The truth is out there somewhere, but the staffer’s credibility is understandably — and likely irretrievably — undermined. Not only is he white, but he unfortunately hails from that hotbed of racial intolerance — Hungary.
Bigot-guilty until proven otherwise.
Only reinforcing the Napoleonic code was Paul Catoe, the untenably positioned president of the Tampa Bay Convention and Visitor’s Bureau. “Until someone comes forward to prove to us something didn’t happen, we’ll assume it did,” Catoe told the St. Petersburg Times.
It’s come to this. City officials, including Mayor Dick Greco, apologizing for whatever, if anything, happened. And it’s incumbent upon the city to prove a negative. It’s not incumbent upon the PNB convention, however, to even help clarify the matter, except to its legal counsel.
Since the case for black victimization is so easy to make in politically correct America, including, some would contend, in racially retro Tampa, then it must be true. Whatever “it” is.
As a city, Tampa is racially profiled. Call it hosting while white. It’s based on incidents past, some legitimate and some not. It now feeds on itself.
For example, notice how the first Marriott media accounts also referenced the complaints of black Florida Classic visitors in 1994 who were angry that Tampa Bay Center, across from what was then Houlihan’s Stadium, closed early on game day.
The ensuing racial flap, which made the rounds again last year during the FAMU Law School site-selection charade, led to the game being moved to Orlando. What’s never mentioned in the media mantra is that TBC merchants welcomed the middle-class, middle-aged fans in town for reunions and shopping — but not the problematic onslaught of unaffiliated teenagers who historically flock to major “black events.”
Interesting that when the Rev. Daniels convened an ad hoc board meeting a couple of days after the Marriott incident, he presented a list of 20 racially charged incidents in Tampa’s past.
And it was current enough to include the racial discrimination lawsuit involving black women basketball players at the University of South Florida. He had no details about the damning allegations the PNB convention had made, but he had his show-and-tell Top 20.
His moral high ground was a sinkhole, but it didn’t matter. This is no more about M.L. King and Rosa Parks than Sean King and Bert Parks.

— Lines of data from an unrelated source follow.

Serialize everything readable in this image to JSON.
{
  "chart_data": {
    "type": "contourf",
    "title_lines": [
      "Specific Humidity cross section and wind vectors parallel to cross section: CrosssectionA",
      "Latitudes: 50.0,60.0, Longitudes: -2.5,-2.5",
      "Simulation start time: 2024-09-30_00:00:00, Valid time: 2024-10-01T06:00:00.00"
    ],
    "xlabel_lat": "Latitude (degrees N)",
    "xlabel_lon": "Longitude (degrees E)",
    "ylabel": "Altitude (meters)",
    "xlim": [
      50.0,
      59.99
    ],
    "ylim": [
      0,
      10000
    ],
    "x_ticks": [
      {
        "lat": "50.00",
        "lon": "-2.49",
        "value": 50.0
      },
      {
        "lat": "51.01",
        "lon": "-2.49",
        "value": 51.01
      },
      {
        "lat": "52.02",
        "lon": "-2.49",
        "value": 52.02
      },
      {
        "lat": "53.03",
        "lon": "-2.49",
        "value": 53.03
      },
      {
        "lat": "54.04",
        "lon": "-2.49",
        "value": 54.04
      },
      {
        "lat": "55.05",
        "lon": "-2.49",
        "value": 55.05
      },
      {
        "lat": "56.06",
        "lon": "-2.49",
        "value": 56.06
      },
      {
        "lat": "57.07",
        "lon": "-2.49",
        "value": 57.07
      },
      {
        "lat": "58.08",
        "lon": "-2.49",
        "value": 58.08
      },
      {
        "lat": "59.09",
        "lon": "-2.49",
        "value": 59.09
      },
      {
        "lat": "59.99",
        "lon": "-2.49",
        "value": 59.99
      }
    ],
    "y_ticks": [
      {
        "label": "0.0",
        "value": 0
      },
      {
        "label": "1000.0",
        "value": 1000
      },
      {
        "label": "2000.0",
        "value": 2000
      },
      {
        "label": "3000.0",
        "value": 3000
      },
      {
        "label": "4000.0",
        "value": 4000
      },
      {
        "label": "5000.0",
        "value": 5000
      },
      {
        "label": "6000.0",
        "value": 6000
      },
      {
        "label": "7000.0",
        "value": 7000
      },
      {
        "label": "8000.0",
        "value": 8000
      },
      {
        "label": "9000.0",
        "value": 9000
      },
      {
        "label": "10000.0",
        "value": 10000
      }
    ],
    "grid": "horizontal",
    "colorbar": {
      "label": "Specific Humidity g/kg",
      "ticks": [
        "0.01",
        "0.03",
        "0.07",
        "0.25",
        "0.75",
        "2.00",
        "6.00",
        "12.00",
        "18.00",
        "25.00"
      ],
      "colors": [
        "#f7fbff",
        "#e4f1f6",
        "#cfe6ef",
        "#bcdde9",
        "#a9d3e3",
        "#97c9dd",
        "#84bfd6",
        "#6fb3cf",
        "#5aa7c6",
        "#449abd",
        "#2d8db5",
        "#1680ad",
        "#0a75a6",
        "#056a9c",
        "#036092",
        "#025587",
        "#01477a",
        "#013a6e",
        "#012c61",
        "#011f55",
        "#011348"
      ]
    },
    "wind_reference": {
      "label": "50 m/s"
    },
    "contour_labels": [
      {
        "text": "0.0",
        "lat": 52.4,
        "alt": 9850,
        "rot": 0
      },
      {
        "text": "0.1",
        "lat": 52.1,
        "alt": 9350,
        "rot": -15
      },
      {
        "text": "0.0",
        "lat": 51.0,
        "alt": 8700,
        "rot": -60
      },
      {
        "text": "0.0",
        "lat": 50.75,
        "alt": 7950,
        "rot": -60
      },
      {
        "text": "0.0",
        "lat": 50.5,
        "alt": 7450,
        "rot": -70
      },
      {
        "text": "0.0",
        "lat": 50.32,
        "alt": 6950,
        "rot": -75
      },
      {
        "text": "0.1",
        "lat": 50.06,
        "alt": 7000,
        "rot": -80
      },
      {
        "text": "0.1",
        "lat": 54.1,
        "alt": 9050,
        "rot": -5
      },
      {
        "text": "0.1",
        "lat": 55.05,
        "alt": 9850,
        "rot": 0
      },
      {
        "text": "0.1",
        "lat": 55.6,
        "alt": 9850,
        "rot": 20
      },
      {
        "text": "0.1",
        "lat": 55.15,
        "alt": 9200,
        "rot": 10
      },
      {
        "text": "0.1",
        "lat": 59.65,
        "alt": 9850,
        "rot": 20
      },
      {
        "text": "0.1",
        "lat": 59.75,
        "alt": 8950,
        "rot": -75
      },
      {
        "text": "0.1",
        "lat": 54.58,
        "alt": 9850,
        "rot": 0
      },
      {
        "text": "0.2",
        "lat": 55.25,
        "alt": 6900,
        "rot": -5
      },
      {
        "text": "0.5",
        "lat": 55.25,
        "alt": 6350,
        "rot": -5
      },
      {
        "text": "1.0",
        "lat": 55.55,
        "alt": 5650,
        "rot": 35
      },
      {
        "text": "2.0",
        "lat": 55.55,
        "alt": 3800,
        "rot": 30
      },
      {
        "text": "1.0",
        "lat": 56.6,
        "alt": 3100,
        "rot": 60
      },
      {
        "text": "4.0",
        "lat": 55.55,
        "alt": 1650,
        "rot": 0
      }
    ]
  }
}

What seemed paramount to Rev. Daniels was leverage not enlightenment. For all of its civil rights lingo and the rhetoric of outrage and humiliation, The PNB Convention is after a financial settlement. Somebody will get stiffed because rumor-mongering must be a sacred calling.
The PNB Convention is playing the extortion game because it can. Tampa will be held hostage to further soiling of its reputation as a convention city unfriendly to blacks, whatever the merits of the Great Expectoration incident.
But give the Rev. Daniels credit for something. He is pursuing restitution, if not the truth, religiously.